BS&T: How does DeepGreen Bank reach its customers?

HADLEY: We have our Web site, our B2C channel. We also have a series of B2B marketing relationships with online portals such as LendingTree, MortgageIT and Citizen's Advantage.

BS&T: What's your approach to information security?

HADLEY: As any financial institution, we're very interested in computer security and computer integrity. From a systems perspective, we go through a significant amount of processes and controls to ensure and to safeguard our customers' information. From knowing the customer, to Gramm-Leach-Bliley, all of those rules apply to an online bank just as they do to a traditional bank.

We draw upon a wide variety of resources to pull together a composite picture of network intrusion and hacking. We monitor many different lists and bulletin boards to ensure that we are up to compliance with the patches and security notifications.

BS&T: What kind of measures do you take to prevent identity theft?

HADLEY: We have a series of processes and controls that are in place that we have built out through the last year or so, that prevent identity theft from occurring. I'm not saying that it doesn't happen to us, but we certainly have manageable numbers.

Technology companies and providers-people like Entrust and Baltimore Technologies, Verisign and RSA Security-have very robust technologies that assist with verification and authentication of individuals. That's the foundation of what DeepGreen Bank does to preserve and to safeguard the customer information that we have within our computer system.
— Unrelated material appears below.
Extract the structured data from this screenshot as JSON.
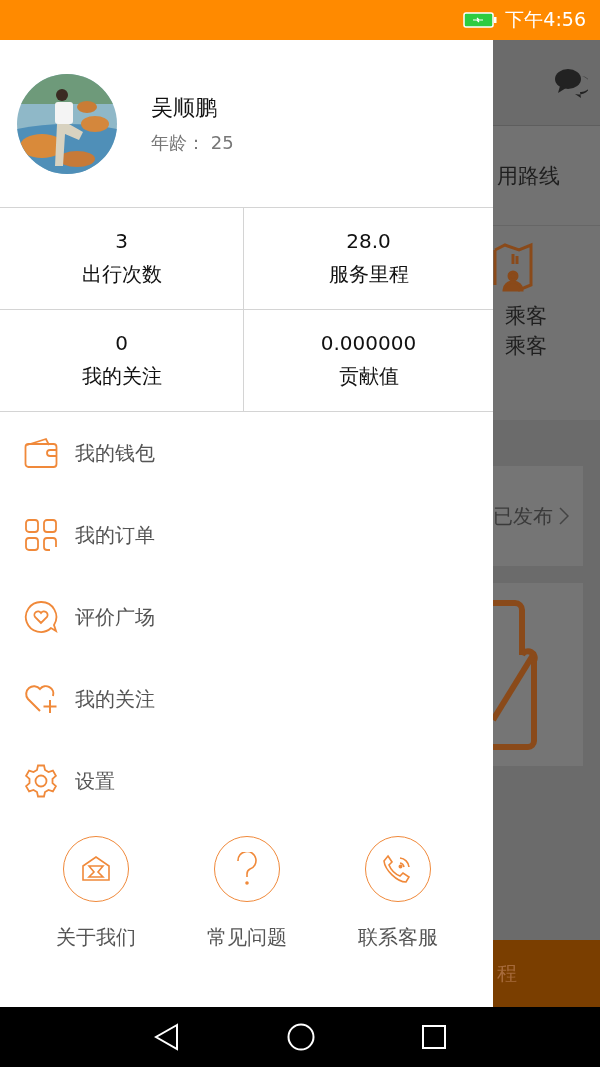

That level of maturity is not prevalent in the financial services and mortgage industries. There is no access control list, for example, that keeps track of who a person is. Right now, the only thing that we can do with complete certainty for personal identification is thumbprints and retina scans, and that just is not a feasible way of conducting business in the financial services space.
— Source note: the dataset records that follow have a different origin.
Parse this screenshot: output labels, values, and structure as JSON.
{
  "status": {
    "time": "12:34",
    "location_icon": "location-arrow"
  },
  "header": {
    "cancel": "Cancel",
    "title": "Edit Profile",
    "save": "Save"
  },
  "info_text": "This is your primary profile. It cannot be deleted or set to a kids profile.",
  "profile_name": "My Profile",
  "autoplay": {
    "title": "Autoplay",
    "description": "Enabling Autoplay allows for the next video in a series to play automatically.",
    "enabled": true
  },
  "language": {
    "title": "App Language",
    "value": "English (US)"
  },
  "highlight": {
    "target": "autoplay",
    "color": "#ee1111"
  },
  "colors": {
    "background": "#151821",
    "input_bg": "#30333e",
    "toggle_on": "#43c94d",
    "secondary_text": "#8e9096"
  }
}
Some of the solutions that have been developed by our technology providers, in terms of encrypted keys and establishing ways of managing control lists, are a far more viable solution for the financial services industry to maintain verification and authentication of specific individuals.
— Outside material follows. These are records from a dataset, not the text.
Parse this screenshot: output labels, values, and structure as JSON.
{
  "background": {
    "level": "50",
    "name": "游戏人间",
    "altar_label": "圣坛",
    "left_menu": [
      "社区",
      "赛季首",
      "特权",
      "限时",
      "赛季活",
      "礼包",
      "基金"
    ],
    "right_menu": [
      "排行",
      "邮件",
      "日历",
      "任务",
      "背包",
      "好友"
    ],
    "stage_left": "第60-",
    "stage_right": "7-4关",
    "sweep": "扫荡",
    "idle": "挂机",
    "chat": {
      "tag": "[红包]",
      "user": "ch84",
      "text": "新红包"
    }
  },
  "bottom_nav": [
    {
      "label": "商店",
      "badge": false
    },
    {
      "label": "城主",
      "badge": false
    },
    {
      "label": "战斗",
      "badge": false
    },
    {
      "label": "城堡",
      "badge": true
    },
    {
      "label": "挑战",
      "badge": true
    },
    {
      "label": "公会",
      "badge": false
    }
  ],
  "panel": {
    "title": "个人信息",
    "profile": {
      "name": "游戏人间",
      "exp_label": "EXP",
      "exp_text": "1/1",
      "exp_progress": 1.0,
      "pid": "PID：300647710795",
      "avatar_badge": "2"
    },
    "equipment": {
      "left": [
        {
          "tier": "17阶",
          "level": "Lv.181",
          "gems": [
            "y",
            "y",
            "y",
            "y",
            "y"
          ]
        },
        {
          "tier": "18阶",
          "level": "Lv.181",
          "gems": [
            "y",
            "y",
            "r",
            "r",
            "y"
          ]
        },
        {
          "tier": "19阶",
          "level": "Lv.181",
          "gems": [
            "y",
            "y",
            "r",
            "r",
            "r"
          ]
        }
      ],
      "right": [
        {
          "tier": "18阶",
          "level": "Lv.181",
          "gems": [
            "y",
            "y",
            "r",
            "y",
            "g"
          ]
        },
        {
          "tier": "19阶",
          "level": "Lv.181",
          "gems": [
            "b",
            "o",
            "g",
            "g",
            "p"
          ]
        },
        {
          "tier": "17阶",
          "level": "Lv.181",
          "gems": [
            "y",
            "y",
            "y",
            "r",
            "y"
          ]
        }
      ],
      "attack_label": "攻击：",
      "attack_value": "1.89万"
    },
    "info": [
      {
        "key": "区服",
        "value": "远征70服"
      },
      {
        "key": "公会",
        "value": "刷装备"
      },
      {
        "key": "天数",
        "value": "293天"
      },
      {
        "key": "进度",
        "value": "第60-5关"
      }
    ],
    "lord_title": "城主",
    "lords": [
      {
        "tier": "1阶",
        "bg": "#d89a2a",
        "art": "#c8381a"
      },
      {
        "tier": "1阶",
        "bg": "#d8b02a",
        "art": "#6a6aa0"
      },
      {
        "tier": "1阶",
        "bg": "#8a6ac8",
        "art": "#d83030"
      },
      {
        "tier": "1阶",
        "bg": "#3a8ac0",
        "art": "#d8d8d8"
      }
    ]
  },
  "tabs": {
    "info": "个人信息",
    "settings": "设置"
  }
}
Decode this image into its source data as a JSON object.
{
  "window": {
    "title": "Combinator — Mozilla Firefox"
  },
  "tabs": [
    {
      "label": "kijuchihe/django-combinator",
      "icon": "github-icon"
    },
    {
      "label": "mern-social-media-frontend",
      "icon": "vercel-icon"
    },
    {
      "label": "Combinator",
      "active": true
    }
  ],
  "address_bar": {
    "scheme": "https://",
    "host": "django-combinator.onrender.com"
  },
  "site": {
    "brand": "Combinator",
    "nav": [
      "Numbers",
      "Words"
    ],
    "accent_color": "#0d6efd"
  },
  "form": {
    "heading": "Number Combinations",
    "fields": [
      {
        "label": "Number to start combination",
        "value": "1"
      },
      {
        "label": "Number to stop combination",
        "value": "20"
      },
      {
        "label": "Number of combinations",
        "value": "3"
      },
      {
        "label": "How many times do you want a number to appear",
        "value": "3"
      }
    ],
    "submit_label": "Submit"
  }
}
That's the issue we have with the traditional bank. Somebody walks in with all of the appropriate identification, with Social Security cards, driver's licenses and enough contextual information to assume someone's identity in that bank's eyes.

BS&T: What authentication methods do you anticipate in the future?

HADLEY: There's a great example of stuff that's going on in Canada, where the government of Canada is issuing digital identification keys to every Canadian citizen. With that, you can get your municipal records, you can get access to government-based information, and as that knowledge base grows, it becomes a more prevalent way of doing business. You are then able to authenticate against a validated key. That becomes important when you deal with county clerks, when you would file the various liens that would be a component in an authentication scheme that would be used at a financial institution.

If you want to see what's coming down the road in the United States, it's a good idea to watch the regulatory agencies. In order to maintain some level of synchronization within the industry, you're going to need some sort of legislation to steer the institutions in a set and defined direction. Gramm-Leach-Bliley goes a long way in defining how we do safeguarding of customer information. Now, all the banks comply with Gramm-Leach-Bliley in such a way that there are policies and procedures and controls in place for safeguarding customer information and to deter fraud.

It's that type of step, that with the appropriate use of technology, will allow the financial services industry to basically come up to speed.